TS: Taka weryfikacja mitów na swój temat  może  być  bolesnym  egzaminem  dojrzałości.

EW: Albo wstępem do niej. Jak mam odwagę zobaczyć, co naprawdę jest, to mam też szansę coś z tym zrobić. Spo-tykałam w gabinecie pracoholików, którzy na szczycie hierarchii pisali "rodzina", a w pracy spędzali po 16 godzin, z weekendami włącznie. Jak to zestawienie nie otwierało im oczu, zadawałam  pytanie: utrata czego byłaby dla ciebie najbardziej dotkliwa? Jeśli odważymy się uczciwie odpowiedzieć na takie pytanie, to możemy dowiedzieć się o sobie czegoś istotnego.

TS: Nie ma dojrzałości bez... szczerości ze sobą?

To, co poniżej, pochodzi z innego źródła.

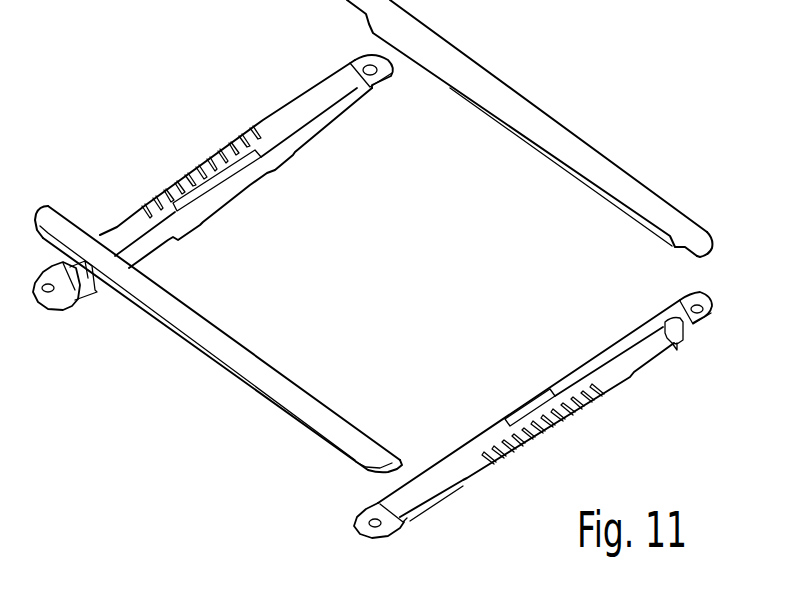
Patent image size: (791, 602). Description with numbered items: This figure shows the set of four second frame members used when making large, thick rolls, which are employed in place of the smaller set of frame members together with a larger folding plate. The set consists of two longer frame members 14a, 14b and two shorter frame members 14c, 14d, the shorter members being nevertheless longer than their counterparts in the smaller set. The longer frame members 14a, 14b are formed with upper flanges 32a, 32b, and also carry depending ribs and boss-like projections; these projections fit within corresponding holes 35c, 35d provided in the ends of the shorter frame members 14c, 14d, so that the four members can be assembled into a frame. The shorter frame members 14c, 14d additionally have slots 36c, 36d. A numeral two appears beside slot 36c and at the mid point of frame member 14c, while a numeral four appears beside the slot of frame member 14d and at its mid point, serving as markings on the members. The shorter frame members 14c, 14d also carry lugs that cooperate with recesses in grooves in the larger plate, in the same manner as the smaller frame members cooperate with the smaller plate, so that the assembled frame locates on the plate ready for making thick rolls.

The frame member 14a is at (529, 128).
The frame member 14b is at (218, 339).
The frame member 14c is at (618, 352).
The frame member 14d is at (297, 114).
The upper flange 32a is at (532, 110).
The upper flange 32b is at (198, 322).
The hole 35c is at (372, 531).
The hole 35d is at (382, 78).
The slot 36c is at (682, 338).
The slot 36d is at (87, 273).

EW: Gdy dorastamy do dojrzałości, nie potrzebujemy złudzeń na swój temat ani upiększeń. Nie inwestujemy energii w budowanie fasad, pozorów, więc mamy jej więcej na prawdziwe życie. To ogromna zmiana jakości.

Dojrzałość emocjonalna jako największa supermoc

TS: Brzmi,  jakby  to  była  nasza  super-moc.

EW: Bo tak jest. Dojrzałość to piękna postawa, odwaga widzenia życia takim, jakie ono jest. I siebie też. Bez iluzji, ale też  bez  negatywnych  zniekształceń. Gdy  osiągamy, otwierają się przed nami ogromne możliwości – możemy uświadomić sobie cały swój potencjał i wreszcie w pełni z niego korzystać.